For Loaisiga it isn’t all about his curveball of course, the fastball is just as important to his success. Since making his first appearance after returning from the injured list, Loaisiga has been able to throw his fastball at an average of 97.3 mph. What’s interesting is that not only is this velocity faster than his average from last season (95.9 mph), but it’s faster than his average from earlier in the season (96 mph) as well.
This possibly shows two promising points for the Yankees. First, Loaisiga may have already taken to transitioning to the bullpen, throwing harder because he doesn’t have to throw as many pitches. Secondly, this could signal he is back to full strength.
Come the postseason, Aaron Boone will likely deploy his relief staff early and often. Carrying a three-man bench will result in a nine-man bullpen, while a four-man bench would force eight. Loaisiga may not crack many roster predictions, but he might be able to sneak in; injuries to Jonathan Holder and Stephen Tarpley have opened up the possibility. It might be a long shot, but if Loaisiga is able to impress like he has before, he just may get a chance to pitch in October.

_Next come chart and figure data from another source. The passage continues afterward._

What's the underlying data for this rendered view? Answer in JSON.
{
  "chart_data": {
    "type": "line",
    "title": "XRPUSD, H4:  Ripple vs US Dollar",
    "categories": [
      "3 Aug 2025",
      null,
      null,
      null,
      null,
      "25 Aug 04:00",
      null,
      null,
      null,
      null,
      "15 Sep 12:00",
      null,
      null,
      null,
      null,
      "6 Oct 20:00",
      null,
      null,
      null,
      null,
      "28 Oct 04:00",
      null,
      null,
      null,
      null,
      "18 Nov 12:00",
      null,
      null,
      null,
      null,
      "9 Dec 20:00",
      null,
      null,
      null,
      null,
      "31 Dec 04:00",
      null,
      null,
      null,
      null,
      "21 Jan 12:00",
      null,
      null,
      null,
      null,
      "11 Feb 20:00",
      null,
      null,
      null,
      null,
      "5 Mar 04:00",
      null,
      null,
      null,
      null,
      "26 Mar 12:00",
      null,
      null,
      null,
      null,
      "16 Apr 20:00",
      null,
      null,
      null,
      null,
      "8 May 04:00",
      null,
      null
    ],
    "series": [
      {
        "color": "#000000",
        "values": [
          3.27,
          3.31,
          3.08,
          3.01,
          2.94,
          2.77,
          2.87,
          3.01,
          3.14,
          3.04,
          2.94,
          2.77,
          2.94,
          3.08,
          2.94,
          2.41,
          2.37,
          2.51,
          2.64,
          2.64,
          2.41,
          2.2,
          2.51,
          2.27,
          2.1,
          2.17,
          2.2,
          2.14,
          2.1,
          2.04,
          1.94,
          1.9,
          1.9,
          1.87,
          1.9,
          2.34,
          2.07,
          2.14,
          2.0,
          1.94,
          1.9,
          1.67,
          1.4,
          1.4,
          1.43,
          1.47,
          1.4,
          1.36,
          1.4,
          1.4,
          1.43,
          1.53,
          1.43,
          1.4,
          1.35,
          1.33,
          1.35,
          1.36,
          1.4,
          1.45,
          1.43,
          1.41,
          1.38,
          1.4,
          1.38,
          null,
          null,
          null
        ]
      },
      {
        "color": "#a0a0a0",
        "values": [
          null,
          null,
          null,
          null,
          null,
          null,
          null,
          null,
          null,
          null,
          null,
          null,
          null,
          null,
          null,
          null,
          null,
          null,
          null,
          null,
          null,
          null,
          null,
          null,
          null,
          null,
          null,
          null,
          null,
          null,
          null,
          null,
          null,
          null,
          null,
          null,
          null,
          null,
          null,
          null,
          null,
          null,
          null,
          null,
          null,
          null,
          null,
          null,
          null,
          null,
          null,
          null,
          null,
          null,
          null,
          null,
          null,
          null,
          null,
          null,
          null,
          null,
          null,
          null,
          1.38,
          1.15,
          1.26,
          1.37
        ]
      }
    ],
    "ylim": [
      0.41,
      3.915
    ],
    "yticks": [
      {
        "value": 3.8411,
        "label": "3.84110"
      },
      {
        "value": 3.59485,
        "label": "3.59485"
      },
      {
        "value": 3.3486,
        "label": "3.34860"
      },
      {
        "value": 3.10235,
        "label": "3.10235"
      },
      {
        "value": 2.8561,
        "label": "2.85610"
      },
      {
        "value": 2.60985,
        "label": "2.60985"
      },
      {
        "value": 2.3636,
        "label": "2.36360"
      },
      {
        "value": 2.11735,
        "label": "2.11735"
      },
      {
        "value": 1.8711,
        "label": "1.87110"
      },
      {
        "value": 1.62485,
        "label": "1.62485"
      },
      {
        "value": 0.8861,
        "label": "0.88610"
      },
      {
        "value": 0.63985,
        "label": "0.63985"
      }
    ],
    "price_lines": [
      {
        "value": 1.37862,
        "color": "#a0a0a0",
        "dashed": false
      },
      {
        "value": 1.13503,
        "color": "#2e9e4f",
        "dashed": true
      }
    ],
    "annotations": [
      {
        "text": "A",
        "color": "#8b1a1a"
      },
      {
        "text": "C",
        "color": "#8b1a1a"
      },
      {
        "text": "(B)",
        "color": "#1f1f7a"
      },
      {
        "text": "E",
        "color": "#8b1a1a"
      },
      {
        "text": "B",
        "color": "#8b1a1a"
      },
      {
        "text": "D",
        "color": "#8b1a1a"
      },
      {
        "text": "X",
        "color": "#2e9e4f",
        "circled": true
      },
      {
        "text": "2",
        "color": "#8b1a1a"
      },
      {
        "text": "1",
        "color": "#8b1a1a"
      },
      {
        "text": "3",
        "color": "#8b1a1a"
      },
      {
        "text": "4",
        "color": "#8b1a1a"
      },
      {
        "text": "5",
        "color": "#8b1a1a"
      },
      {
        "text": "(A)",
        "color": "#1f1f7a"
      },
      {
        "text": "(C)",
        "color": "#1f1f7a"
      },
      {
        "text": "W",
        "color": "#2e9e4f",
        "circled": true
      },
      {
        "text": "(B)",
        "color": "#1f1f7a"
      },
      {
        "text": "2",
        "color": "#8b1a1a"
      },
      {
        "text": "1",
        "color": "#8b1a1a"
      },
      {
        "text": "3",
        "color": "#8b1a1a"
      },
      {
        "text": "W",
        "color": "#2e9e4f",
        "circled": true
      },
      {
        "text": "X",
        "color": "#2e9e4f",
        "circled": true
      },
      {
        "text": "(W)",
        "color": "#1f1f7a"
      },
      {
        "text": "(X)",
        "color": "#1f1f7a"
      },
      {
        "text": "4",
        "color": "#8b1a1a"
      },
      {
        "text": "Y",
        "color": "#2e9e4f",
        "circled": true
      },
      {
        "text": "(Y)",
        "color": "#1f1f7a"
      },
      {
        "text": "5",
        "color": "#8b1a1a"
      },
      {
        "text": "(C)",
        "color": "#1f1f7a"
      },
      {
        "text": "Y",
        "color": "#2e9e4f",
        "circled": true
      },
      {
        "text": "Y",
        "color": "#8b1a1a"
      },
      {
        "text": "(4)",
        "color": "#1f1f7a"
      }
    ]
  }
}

Plenty of relievers have left the Yankees to later flourish in other organizations. Shane Green, Kirby Yates, and most recently Giovanny Gallegos come to mind. Hitters like Didi Gregorius and Luke Voit have been the results of these trades so their isn’t any reason to regret these departures, but the Yankees have a knack for building relievers. They know a good arm when they see one. Like Betances and Green before him, Loaisiga’s talent could take off in the bullpen. For the Yankees, that kind of production is worth a try.